Кирена осела на снег. Свет жизни в ее глазах потух.
Почти не задумываясь, Дорин сжег ее тело. Никто не пришел узнать, в чем дело, хотя от пепла исходило сильное зловоние. Под пеплом чернело пятно.
Возможно, с ее помощью он попал бы в Морат. Эта мысль вяло шевельнулась в голове Дорина, когда он смотрел на пятно полуоттаявшей земли.
Он снял руку с эфеса. Меч успокаивался, но с какой-то неохотой.
Он найдет путь в Морат. Сам, когда овладеет искусством превращения.
А паучиха и вся ее порода пусть горят в аду.
Через час Дорин уже лежал в маленьком тесном шатре, где невозможно было вытянуться во весь рост. Вторая подстилка пустовала. Сердце не подчинялось его волевым приказам и продолжало бешено колотиться.
Манона появилась в шатре, когда Дорин заставил себя разуться и накрылся двумя плотными шерстяными одеялами. От них пахло лошадьми и сеном. Возможно, они были даже не одеялами, а попонами, украденными из конюшни. Это его не волновало. Тепло – и на том спасибо.
Манона оглядела тесное пространство, подстилку и покрывала.
– Тринадцать – число нечетное, – сказала она, сочтя это объяснением. – В шатре я всегда была одна.
– Прости, что нарушил твое уединение.
Манона сухо усмехнулась, присела на подстилку и стала развязывать тесемки сапог.
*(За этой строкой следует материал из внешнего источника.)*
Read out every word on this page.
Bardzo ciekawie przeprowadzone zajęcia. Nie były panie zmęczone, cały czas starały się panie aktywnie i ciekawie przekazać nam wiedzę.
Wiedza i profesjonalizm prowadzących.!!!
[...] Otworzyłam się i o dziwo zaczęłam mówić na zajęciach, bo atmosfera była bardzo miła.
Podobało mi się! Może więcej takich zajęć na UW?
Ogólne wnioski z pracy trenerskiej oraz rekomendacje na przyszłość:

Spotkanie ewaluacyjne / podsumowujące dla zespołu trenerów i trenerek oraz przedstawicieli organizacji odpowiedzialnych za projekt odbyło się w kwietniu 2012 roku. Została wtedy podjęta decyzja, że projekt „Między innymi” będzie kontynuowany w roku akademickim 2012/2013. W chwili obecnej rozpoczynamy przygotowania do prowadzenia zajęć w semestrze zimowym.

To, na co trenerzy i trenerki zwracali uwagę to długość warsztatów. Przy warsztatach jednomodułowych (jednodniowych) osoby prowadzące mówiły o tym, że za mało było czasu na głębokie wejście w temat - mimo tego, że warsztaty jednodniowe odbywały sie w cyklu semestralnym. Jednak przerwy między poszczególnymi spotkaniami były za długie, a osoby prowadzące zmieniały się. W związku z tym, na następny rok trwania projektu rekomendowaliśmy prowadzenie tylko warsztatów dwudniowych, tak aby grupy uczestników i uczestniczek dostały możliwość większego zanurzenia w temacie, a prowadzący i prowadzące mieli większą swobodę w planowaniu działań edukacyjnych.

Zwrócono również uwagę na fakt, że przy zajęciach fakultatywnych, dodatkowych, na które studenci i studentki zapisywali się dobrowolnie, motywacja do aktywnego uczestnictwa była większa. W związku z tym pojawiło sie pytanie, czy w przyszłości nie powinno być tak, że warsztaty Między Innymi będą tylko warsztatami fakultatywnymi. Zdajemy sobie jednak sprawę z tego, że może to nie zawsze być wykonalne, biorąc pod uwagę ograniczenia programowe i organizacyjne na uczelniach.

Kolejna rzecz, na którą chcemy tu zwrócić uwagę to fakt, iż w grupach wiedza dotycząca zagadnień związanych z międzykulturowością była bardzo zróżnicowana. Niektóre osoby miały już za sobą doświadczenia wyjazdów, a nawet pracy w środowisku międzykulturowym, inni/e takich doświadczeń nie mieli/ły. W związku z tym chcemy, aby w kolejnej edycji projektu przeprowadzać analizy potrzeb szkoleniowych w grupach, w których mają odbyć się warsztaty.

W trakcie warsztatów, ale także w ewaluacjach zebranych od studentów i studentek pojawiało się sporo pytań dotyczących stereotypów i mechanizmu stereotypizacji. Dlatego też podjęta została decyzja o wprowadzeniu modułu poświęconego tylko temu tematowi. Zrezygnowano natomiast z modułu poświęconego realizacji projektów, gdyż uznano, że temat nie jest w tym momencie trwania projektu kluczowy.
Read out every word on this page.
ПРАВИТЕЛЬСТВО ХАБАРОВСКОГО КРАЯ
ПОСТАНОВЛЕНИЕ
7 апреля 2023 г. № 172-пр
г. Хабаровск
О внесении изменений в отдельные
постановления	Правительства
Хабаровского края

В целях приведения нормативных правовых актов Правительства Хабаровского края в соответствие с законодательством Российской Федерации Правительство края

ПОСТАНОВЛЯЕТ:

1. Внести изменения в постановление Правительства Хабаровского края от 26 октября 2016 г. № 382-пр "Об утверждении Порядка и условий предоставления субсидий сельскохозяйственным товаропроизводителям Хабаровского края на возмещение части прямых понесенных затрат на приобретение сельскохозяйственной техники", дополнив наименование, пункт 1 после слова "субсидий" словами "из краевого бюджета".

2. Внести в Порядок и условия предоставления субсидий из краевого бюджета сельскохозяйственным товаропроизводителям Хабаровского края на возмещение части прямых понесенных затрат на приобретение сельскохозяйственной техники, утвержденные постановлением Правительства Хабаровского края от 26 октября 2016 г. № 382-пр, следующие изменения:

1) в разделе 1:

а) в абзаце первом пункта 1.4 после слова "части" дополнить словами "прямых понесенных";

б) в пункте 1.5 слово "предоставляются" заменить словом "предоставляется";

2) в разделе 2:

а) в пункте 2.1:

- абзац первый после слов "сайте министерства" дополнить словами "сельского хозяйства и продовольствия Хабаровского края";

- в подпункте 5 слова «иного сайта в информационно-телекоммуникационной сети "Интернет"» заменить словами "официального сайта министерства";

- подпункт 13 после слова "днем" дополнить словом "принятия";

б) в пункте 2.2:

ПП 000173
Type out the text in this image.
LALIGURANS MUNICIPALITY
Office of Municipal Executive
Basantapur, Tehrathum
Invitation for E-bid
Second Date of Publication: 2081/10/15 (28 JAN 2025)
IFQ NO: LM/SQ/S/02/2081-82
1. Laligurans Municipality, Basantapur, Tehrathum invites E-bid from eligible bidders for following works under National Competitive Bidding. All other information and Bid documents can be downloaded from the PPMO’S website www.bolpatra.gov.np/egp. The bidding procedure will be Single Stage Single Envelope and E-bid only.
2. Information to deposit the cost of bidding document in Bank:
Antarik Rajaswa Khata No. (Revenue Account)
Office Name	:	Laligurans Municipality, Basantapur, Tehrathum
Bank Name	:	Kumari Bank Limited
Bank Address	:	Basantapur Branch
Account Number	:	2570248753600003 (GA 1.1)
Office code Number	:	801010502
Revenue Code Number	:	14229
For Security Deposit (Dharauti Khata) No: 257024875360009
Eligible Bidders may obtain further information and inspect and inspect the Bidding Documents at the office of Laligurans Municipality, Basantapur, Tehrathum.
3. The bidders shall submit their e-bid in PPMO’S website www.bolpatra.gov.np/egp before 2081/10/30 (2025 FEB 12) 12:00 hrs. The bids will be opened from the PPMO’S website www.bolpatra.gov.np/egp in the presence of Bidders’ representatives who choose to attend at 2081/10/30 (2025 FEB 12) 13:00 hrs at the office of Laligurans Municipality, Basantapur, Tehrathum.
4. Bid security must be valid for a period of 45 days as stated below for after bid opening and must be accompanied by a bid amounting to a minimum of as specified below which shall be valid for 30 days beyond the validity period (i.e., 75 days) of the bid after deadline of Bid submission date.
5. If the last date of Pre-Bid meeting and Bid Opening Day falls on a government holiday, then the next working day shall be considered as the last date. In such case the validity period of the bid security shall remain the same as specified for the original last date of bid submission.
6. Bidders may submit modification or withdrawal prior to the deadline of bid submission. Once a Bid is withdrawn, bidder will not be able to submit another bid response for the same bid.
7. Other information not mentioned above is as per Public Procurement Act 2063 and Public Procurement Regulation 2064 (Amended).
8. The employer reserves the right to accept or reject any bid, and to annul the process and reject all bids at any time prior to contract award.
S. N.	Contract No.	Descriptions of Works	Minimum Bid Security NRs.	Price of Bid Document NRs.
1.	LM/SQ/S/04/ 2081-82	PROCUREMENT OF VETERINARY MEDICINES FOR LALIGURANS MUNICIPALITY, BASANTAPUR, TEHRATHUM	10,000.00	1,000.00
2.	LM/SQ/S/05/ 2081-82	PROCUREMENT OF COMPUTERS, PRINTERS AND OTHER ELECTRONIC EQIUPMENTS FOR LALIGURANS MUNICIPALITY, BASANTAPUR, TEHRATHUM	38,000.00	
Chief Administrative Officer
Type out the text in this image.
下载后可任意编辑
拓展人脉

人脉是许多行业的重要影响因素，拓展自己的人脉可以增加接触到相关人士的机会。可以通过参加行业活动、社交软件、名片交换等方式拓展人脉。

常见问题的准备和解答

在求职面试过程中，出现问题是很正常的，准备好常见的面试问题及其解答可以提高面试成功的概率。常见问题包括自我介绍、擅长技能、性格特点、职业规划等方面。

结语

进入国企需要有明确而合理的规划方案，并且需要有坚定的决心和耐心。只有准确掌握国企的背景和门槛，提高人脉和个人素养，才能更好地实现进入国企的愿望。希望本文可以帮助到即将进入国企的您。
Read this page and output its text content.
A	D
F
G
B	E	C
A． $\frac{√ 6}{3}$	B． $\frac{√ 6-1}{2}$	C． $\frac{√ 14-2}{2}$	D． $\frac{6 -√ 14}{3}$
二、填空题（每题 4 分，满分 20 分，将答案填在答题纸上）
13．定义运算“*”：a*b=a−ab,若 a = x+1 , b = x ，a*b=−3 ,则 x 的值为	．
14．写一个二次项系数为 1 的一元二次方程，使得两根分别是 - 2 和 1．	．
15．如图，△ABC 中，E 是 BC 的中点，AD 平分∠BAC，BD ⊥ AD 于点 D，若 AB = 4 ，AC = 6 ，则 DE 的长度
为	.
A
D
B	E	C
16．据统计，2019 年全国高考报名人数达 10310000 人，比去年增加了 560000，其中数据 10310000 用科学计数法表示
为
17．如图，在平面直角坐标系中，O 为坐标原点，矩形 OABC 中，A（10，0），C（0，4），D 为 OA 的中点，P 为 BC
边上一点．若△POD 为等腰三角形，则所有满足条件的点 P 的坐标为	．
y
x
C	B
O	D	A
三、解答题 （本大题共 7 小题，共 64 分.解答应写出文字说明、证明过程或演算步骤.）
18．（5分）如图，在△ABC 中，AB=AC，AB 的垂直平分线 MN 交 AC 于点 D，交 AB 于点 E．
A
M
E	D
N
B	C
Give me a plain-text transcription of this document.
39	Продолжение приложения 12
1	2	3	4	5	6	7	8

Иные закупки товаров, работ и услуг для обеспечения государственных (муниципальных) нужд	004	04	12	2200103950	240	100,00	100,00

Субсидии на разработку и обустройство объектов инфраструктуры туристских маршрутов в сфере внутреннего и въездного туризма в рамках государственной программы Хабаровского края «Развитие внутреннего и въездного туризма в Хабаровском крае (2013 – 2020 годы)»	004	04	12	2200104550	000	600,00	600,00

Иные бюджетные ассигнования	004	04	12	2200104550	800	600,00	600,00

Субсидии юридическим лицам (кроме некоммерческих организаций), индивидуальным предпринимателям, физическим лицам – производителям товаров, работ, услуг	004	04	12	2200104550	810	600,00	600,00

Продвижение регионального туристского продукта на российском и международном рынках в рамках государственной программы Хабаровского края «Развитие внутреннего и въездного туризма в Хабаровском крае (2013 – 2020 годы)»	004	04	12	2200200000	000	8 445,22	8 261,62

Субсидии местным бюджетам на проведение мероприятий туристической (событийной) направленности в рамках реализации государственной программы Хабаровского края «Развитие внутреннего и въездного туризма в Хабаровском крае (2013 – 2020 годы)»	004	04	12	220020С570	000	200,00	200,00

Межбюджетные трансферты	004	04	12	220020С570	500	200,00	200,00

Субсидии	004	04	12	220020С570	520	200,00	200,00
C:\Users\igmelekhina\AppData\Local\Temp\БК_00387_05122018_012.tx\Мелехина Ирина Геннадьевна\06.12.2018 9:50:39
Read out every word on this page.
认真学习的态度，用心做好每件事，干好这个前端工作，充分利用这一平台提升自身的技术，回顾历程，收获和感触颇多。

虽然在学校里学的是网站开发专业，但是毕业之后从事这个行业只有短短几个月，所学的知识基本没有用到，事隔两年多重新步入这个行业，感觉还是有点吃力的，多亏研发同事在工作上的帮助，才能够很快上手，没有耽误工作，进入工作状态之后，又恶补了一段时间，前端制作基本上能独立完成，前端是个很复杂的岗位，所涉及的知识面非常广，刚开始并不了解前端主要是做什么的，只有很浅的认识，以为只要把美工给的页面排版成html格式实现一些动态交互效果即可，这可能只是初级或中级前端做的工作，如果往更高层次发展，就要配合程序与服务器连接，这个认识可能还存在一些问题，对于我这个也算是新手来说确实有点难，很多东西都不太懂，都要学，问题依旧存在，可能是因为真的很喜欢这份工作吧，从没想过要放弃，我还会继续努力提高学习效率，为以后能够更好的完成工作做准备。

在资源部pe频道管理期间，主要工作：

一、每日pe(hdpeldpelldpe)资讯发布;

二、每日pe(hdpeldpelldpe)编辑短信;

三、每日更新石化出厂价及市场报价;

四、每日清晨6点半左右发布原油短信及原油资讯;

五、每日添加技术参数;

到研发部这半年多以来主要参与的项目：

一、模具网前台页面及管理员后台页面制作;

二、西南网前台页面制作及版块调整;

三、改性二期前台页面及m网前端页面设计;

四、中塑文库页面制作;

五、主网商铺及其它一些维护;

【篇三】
Вскоре ее пальцы замерли, а ноздри раздулись.
– Что ты сделал? – спросила ведьма, медленно повернувшись в сторону Дорина.
Дорин выдержал ее взгляд.
– Вчера ты сделала то, что сочла нужным, – сказал он. – Сегодня я.
Он не стал прикасаться к эфесу Дамариса, лежащего рядом. Незачем.
Манона вновь принюхалась:
– Ты убил паучиху.
На ее лице он не заметил и тени осуждения. Только неподдельное любопытство.
– Она представляла для нас угрозу, – пояснил Дорин, мысленно добавив: «И была куском валгского дерьма».
Глаза ведьмы наполнились тревогой.
– Она ведь могла тебя убить.
– Нет, не могла, – улыбнулся Дорин.
Манона наградила его еще одним пристальным взглядом, который он тоже выдержал.
– А ты ничего не хочешь сказать о моем… выборе? – спросила она.
– Сейчас мои друзья сражаются на севере. Возможно, гибнут. Мы не можем неделями обхаживать крошанок, завоевывая их расположение.
Так оно в действительности и было. Жестокая правда. Чтобы снискать хотя бы частичное доверие крошанок, им пришлось пересечь эту черту. Тяжелые, бессердечные решения, но такова оборотная сторона королевской власти.
Манона поняла: Дорин сохранит ее тайну до тех пор, пока она сама этого хочет.
– И никакой благородной отповеди с твоей стороны? – удивилась она.
– Это война, – с той же бесхитростностью ответил Дорин. – Всякое бывает.
Неужто он с готовностью расплатился бы своей бессмертной душой, если бы это позволило остановить нынешнюю бойню? Его душа и так уже была достаточно поломана и замарана. Если ради спасения других придется переступать черту за чертой, он готов. Дорин не знал, в какого короля превратится после всего этого.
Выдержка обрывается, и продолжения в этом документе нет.